Input tokens can be processed in parallel because the model reads the entire prompt at once. Output tokens must be generated one at a time, sequentially, because each new token depends on the ones before it. This sequential generation uses more GPU compute per token. That's why output costs 4-8x more than input across every major provider. It also means verbose responses are disproportionately expensive. Controlling output length is the single most effective cost optimization.
Which LLM has the cheapest API?
GPT-4.1 Nano at $0.10/$0.40 per million tokens is the cheapest capable model from a major provider. Mistral Small matches it on input at $0.10 and beats it on output at $0.30. Gemini 2.5 Flash is $0.15/$0.60 but has a free tier for low-volume use. For open-source models, Llama 4 Scout via Groq costs about $0.15/$0.60. With OpenAI's batch API (50% off), GPT-4.1 Nano drops to $0.05/$0.20, making it the cheapest option at scale.

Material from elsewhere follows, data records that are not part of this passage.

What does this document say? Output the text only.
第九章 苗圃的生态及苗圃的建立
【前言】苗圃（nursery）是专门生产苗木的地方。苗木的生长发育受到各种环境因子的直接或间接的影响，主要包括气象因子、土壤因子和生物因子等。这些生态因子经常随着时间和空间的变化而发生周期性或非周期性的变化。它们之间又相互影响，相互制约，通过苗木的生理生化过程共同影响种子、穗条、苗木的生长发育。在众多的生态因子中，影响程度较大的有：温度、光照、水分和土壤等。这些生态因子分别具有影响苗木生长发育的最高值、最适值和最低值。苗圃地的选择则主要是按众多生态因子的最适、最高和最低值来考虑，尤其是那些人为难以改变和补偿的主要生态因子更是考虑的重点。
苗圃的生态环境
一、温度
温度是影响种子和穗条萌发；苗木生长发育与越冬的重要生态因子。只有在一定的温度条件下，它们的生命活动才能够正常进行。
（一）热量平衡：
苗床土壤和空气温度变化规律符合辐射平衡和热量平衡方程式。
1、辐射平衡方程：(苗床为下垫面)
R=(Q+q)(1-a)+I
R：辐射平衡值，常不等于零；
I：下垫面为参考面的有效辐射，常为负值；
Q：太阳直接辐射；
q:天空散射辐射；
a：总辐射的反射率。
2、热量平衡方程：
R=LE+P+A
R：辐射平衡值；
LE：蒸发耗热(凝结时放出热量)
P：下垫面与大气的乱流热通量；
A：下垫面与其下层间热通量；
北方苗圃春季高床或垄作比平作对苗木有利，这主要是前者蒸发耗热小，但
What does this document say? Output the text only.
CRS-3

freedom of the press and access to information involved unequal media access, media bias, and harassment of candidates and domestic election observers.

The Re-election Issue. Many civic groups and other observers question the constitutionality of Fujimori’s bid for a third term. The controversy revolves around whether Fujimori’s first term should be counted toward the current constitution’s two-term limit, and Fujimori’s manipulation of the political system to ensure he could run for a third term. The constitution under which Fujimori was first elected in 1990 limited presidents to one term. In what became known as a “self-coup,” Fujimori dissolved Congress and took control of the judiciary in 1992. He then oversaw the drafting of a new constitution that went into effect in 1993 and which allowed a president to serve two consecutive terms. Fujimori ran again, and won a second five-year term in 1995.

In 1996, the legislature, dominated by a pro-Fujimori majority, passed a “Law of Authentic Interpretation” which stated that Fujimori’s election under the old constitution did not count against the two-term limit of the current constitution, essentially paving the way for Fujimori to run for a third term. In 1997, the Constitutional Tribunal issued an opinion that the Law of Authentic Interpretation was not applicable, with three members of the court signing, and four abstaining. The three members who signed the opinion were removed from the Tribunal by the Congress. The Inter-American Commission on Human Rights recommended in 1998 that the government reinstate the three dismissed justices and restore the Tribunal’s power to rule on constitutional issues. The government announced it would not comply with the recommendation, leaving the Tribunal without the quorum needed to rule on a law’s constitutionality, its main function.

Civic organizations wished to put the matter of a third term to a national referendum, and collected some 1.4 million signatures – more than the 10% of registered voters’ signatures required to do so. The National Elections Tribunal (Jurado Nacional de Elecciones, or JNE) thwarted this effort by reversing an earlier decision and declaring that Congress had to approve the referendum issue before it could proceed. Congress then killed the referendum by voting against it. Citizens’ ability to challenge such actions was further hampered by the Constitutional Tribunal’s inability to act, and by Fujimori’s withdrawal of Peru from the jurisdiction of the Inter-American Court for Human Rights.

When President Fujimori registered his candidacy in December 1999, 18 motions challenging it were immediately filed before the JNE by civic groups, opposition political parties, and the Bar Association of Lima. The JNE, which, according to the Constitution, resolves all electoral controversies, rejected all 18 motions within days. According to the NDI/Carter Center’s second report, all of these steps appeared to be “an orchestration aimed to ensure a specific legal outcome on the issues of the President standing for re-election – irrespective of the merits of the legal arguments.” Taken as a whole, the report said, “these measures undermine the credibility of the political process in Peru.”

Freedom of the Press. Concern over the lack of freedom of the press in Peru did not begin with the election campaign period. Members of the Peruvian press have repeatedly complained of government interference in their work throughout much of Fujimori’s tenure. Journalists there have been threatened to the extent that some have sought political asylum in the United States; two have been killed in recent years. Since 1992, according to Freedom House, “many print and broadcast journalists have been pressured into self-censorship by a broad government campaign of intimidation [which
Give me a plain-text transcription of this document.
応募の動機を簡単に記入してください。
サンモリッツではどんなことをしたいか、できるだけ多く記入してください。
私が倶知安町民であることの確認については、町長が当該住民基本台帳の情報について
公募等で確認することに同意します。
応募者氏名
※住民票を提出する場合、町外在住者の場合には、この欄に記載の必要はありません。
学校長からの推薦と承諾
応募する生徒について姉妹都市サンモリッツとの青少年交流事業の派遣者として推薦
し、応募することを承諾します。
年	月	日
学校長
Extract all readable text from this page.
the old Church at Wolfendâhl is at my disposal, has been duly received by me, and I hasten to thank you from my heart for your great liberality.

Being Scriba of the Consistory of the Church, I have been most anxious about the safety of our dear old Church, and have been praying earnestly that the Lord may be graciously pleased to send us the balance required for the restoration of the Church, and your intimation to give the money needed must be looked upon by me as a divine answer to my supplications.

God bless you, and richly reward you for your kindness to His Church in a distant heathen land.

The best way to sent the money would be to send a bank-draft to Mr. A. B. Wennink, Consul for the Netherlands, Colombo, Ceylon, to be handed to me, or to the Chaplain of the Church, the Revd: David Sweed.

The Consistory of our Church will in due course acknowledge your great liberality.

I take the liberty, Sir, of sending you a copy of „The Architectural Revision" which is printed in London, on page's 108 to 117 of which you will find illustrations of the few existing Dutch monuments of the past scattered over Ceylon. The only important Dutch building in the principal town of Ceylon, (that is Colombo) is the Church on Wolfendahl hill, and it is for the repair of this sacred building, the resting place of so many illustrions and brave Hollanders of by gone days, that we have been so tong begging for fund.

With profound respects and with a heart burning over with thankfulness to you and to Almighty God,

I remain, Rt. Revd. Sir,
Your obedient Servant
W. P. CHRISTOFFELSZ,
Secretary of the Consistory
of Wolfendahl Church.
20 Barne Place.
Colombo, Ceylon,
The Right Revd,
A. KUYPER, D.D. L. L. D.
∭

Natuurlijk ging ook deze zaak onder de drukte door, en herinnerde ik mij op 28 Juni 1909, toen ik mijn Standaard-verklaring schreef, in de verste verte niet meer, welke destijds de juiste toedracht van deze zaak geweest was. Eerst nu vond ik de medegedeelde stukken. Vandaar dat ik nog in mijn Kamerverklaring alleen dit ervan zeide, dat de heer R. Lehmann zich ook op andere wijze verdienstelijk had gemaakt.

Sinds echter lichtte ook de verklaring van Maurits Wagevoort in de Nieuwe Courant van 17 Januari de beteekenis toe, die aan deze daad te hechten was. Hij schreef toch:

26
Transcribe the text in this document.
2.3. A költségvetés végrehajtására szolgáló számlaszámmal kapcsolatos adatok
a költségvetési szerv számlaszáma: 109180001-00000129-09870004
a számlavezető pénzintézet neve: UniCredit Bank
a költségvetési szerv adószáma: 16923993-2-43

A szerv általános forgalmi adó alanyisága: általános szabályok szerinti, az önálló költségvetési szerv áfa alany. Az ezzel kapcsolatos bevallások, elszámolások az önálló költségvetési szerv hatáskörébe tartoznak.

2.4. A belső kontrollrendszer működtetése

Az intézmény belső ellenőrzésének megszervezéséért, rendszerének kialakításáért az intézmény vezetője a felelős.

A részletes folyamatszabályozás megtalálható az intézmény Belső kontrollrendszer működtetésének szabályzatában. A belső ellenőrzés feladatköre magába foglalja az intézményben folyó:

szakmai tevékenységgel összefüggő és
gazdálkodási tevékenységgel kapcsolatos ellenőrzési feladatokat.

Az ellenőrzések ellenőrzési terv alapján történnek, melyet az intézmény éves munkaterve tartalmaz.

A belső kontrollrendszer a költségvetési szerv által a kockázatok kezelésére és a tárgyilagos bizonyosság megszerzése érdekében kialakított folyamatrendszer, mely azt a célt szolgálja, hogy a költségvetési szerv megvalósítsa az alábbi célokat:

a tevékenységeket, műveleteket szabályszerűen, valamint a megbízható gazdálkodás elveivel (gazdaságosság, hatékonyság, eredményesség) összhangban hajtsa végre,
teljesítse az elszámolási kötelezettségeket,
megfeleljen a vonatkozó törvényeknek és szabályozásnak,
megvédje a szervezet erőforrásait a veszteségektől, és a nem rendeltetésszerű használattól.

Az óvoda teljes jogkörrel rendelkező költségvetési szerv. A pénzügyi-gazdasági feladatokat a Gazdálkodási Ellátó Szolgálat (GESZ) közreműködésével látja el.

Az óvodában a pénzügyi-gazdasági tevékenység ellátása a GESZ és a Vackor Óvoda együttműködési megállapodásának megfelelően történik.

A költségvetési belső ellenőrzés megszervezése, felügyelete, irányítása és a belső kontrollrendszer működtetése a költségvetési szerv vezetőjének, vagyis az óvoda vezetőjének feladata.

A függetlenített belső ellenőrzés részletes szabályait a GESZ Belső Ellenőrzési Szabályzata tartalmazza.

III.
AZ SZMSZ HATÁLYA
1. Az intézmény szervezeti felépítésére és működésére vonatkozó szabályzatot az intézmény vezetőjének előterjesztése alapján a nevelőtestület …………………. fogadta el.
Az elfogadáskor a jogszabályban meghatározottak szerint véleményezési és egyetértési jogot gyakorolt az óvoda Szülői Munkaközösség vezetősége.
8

How do I switch providers to save money?
Most LLM APIs follow the same request/response format: a messages array with system, user, and assistant roles. Switching providers usually means changing the API endpoint, API key, and model name. Libraries like LiteLLM and OpenRouter provide a unified interface across providers, letting you switch with a single config change. The hard part isn't the code. It's testing. Different models behave differently on the same prompt. Always run your evaluation suite against the new model before switching production traffic.
Are there free LLM APIs?
Google offers a free tier for Gemini 2.5 Flash with rate limits (around 15 RPM and 1M TPM for free users). OpenAI has a free tier with very limited rate limits (3 RPM for reasoning models). Groq offers free access to open-source models like Llama 4 with rate limits. These free tiers are enough for prototyping and development but won't support production traffic. For serious volume, expect to pay. But the cheapest models ($0.10/1M tokens) make the cost minimal for most use cases.